Na wstępie warto wyjaśnić, dlaczego wspomniane słowa barona Pierre'a de Coubertina, ojca nowożytnego ruchu olimpijskiego tak mocno straciły na aktualności. Oczywiście zwrot, że sam udział w igrzyskach jest najważniejszy ładnie brzmi, to ładna figura retoryczna, sęk w tym, że od jego wypowiedzenia minęło 108 lat. Od czasu pierwszych igrzysk w Londynie świat zmienił się nie do poznania.

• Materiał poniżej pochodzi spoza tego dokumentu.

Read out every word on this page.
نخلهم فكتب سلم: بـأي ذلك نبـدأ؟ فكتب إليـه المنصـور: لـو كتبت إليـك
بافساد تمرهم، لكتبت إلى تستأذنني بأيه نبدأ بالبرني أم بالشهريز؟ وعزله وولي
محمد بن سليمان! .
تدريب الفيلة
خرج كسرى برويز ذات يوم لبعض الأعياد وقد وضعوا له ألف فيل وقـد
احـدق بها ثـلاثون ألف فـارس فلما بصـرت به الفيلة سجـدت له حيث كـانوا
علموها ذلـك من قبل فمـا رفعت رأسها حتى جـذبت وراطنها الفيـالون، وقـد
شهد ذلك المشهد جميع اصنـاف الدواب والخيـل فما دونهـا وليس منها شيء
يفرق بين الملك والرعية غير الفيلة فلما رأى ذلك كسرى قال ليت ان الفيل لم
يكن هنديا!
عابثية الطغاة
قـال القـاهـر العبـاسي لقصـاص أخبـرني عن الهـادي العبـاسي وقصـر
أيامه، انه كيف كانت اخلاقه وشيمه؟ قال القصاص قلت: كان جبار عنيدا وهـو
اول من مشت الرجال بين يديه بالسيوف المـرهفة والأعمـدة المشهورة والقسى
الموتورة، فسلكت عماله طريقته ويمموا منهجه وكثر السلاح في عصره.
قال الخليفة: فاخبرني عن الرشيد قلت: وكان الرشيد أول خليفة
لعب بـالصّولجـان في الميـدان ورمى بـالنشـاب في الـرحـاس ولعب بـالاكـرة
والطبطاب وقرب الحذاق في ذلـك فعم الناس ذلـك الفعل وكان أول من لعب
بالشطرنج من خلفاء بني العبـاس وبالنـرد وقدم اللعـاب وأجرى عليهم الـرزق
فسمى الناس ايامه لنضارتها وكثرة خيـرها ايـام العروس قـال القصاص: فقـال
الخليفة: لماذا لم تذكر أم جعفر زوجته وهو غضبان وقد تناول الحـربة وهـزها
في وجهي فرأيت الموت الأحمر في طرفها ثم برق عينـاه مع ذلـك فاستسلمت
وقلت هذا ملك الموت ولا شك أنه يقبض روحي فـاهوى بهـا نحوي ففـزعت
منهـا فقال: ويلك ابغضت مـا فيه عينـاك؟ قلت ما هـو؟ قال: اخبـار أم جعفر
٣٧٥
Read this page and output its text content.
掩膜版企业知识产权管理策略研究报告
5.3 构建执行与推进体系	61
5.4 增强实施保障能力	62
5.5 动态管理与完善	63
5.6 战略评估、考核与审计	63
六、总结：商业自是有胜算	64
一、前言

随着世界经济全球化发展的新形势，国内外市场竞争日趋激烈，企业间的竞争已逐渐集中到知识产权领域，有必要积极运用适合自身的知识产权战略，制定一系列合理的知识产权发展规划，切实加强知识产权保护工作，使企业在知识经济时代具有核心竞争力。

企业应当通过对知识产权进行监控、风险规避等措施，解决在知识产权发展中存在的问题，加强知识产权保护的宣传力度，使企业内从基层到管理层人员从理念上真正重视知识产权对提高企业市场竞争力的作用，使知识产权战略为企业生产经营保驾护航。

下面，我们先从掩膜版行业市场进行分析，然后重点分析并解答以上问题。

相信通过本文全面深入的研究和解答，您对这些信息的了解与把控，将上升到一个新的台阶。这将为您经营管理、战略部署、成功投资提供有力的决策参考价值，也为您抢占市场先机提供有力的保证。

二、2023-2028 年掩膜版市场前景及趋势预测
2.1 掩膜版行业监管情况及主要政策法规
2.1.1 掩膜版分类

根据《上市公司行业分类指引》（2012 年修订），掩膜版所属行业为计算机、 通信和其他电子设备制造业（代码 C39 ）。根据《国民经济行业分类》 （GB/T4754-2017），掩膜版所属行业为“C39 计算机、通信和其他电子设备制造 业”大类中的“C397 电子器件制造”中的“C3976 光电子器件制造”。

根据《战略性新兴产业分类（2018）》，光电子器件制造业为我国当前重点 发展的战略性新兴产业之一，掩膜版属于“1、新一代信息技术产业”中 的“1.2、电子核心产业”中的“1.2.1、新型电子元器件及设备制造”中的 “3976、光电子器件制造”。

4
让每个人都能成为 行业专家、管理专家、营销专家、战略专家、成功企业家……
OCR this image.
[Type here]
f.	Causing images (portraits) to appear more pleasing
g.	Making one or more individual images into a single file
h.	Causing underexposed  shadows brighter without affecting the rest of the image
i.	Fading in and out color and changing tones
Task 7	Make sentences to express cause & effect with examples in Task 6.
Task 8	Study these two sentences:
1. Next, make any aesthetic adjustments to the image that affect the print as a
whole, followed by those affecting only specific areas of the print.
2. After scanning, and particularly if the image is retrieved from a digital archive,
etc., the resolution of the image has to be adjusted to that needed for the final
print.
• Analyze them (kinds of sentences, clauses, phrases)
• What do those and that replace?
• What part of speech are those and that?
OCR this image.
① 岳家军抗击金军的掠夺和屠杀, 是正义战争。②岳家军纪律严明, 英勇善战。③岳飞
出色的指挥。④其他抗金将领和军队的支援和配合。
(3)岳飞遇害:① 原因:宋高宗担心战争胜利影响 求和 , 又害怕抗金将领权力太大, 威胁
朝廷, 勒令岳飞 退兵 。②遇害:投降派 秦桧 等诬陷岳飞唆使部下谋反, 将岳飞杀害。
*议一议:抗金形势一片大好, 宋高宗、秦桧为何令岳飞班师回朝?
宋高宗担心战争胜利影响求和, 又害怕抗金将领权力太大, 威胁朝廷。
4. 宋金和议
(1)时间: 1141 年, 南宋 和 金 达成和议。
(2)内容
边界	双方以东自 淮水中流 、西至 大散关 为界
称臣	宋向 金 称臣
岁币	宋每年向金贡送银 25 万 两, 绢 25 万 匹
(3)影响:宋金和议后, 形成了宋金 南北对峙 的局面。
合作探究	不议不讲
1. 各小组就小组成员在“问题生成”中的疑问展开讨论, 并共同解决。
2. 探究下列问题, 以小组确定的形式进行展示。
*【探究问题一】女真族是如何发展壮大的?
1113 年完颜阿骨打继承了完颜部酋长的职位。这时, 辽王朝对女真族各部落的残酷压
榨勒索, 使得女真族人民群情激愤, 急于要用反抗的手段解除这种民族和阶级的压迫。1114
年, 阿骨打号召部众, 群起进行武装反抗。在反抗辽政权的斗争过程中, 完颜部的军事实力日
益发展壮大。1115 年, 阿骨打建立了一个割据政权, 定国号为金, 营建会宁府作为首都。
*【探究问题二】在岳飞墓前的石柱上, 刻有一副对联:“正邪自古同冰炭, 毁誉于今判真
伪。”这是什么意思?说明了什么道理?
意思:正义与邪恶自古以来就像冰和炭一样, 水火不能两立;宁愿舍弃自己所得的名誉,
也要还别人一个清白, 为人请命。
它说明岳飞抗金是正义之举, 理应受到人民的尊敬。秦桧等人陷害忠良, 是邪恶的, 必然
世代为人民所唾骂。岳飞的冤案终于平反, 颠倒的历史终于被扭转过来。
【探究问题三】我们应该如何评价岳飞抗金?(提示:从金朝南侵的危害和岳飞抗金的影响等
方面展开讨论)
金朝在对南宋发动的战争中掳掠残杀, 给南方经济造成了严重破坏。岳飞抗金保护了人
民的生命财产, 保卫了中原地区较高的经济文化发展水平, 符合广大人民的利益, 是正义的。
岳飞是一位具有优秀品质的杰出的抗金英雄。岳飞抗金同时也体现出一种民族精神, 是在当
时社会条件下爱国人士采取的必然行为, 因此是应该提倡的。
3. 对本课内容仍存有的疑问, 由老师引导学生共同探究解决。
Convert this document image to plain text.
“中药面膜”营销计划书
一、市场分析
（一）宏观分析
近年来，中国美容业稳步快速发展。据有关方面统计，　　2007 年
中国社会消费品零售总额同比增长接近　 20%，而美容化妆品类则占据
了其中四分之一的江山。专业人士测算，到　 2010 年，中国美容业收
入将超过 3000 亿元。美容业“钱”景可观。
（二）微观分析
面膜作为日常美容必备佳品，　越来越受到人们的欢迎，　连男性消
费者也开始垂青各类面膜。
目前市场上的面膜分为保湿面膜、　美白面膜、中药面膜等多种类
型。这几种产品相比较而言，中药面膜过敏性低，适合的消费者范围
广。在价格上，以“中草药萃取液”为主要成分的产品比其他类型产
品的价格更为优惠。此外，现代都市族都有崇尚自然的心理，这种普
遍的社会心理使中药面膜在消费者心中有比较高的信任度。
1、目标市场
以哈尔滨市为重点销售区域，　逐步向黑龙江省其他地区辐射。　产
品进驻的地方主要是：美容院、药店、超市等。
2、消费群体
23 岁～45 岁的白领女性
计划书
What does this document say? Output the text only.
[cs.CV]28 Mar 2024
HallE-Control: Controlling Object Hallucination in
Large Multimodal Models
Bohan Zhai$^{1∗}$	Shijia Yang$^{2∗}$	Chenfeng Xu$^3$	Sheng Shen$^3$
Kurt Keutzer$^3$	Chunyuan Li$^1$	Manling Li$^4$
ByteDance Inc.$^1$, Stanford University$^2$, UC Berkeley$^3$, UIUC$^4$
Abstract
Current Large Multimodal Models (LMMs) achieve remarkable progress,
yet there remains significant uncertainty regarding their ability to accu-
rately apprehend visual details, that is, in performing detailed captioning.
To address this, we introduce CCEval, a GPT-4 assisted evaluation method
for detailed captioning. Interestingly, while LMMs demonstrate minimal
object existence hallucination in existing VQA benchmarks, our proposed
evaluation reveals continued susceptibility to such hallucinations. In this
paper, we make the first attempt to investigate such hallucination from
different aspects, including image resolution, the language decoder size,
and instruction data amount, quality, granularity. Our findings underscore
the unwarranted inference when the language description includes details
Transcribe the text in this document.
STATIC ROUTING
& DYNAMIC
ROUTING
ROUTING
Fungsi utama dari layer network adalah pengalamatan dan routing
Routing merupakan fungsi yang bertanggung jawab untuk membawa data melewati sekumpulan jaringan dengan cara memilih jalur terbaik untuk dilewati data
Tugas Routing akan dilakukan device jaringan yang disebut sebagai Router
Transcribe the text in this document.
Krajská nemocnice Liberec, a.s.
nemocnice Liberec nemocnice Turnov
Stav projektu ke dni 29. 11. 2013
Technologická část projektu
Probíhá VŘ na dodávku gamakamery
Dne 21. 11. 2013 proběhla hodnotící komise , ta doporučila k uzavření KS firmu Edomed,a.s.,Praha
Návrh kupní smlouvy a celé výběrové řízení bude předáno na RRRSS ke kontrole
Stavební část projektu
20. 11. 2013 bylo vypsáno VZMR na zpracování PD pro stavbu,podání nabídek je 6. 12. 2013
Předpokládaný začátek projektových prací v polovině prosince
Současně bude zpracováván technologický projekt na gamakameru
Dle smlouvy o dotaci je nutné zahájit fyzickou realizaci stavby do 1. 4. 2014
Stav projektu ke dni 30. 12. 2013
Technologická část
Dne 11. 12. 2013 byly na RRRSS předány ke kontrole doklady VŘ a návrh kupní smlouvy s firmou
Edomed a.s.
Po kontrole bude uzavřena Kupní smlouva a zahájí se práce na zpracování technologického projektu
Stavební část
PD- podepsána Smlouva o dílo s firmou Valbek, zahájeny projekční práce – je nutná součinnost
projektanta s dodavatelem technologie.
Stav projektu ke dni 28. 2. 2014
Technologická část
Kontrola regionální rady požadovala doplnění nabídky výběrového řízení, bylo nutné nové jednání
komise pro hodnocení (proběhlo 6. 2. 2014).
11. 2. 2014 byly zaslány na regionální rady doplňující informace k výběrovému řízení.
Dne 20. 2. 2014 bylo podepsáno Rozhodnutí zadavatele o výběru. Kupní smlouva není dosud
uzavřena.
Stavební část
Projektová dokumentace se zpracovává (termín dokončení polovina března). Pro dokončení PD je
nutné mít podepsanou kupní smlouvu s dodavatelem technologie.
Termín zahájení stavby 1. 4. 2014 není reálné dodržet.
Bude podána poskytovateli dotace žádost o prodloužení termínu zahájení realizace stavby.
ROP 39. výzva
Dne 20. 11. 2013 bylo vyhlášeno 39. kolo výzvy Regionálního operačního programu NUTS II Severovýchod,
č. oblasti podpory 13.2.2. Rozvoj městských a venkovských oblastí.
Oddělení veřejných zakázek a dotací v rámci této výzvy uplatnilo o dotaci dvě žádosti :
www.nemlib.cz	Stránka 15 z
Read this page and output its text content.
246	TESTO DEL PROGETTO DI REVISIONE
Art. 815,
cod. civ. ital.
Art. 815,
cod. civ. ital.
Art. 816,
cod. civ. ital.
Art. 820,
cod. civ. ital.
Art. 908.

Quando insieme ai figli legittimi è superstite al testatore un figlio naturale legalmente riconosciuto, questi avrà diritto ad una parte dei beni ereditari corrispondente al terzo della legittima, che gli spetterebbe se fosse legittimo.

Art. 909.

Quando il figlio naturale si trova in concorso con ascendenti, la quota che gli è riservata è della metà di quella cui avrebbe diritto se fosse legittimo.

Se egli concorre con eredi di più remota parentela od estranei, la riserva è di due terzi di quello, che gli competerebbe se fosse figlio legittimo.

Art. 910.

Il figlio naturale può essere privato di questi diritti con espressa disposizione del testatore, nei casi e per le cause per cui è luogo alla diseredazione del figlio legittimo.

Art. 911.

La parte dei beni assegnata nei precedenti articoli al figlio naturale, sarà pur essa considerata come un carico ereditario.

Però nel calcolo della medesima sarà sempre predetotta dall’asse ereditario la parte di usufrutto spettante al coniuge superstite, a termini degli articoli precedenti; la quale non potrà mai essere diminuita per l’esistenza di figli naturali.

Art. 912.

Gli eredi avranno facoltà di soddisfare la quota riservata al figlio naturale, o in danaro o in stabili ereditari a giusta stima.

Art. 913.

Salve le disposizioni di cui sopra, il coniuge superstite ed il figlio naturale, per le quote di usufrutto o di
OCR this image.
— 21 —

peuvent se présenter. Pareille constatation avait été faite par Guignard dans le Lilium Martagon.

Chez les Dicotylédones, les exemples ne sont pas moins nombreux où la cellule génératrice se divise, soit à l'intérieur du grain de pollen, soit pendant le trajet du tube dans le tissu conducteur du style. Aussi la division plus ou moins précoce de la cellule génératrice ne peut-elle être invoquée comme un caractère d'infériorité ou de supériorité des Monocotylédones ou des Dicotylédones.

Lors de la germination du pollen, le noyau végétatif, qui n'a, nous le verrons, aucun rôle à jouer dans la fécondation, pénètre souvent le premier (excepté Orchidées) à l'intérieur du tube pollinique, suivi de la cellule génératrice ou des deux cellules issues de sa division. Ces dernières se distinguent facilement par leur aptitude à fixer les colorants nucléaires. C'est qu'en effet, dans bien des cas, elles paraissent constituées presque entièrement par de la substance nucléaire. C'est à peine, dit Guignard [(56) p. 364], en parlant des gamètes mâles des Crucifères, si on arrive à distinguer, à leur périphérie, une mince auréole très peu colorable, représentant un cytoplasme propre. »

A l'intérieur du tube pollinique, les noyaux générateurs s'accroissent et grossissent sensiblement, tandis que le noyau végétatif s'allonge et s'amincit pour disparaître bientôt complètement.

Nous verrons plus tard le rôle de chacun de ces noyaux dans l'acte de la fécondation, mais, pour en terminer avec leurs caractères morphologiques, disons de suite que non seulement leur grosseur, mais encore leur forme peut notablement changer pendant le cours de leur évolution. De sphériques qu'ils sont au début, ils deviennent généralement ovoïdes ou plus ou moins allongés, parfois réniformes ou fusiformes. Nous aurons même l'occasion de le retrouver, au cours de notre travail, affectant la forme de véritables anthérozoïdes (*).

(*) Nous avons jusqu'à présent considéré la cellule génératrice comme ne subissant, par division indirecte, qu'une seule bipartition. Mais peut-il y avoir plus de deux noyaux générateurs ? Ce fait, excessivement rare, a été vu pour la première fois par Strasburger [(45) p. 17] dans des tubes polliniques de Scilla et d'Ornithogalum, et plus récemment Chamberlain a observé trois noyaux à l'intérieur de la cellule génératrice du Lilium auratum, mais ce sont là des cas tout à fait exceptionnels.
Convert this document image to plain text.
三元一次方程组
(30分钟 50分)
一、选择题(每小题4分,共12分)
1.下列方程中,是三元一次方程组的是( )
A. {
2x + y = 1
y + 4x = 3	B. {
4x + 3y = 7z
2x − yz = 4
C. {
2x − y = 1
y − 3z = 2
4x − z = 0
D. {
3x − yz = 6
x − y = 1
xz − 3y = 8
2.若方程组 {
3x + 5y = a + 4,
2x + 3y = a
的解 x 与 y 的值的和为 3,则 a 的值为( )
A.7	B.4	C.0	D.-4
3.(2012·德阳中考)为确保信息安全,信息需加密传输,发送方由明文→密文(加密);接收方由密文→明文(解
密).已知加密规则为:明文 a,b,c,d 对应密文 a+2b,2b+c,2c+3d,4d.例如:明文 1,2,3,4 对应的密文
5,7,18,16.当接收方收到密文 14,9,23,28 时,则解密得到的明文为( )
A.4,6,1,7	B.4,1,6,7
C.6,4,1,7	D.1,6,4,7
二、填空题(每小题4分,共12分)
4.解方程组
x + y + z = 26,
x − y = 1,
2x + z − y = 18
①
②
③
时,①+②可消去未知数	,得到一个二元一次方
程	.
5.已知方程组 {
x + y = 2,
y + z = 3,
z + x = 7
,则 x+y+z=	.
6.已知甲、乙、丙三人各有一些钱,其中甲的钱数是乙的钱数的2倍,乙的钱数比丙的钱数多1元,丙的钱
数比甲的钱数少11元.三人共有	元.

Sama tylko globalizacja wymusiła pogoń za zwycięstwem w zasadzie w każdej dziedzinie życia. Nie tylko w sporcie, ale sam sport jest wyznacznikiem jak powinna wyglądać rywalizacja we współczesnym świecie. Tę napędza pieniądz. Można zatem zaobserwować sprzężenie zwrotne między zwycięstwem a fortuną, ale miejsca na sentencję Coubertina tu nie ma.
Postawa roszczeniowa
Oczywiście sugerować, że liczy się głównie udział mogą jedynie paraolimpijczycy bądź sportowcy, którzy mają, można powiedzieć, lekceważący stosunek do publicznych pieniędzy i postawę roszczeniową. Zwykle dotyczy to dyscyplin niszowych. Dość mieliśmy takich przypadków, a i wytykanie palcami też nie ma sensu. Nasz pechowy młociarz Paweł Fajdek nigdy by nie powiedział, że jedzie do Rio, bo liczy się udział.
Anachroniczność słów Coubertina dobrze oddaje inny frazes, ukuty dokładnie sto lat później nad Wisłą. Gdy piłkarska reprezentacja Polski jechała na mistrzostwa Europy do Austrii i Szwajcarii hasłem przewodnim było: „bo liczy się sport i dobra zabawa”. Pamiętamy jak często wypominano to hasło ekipie Leo Beenhakkera, która odpadła w fazie grupowej, często prezentując futbol, od oglądania którego aż zęby bolały. Złośliwi twierdzili, że to po części efekt nastawienia naszej drużyny na dobrą zabawę zamiast na wygrywanie meczów.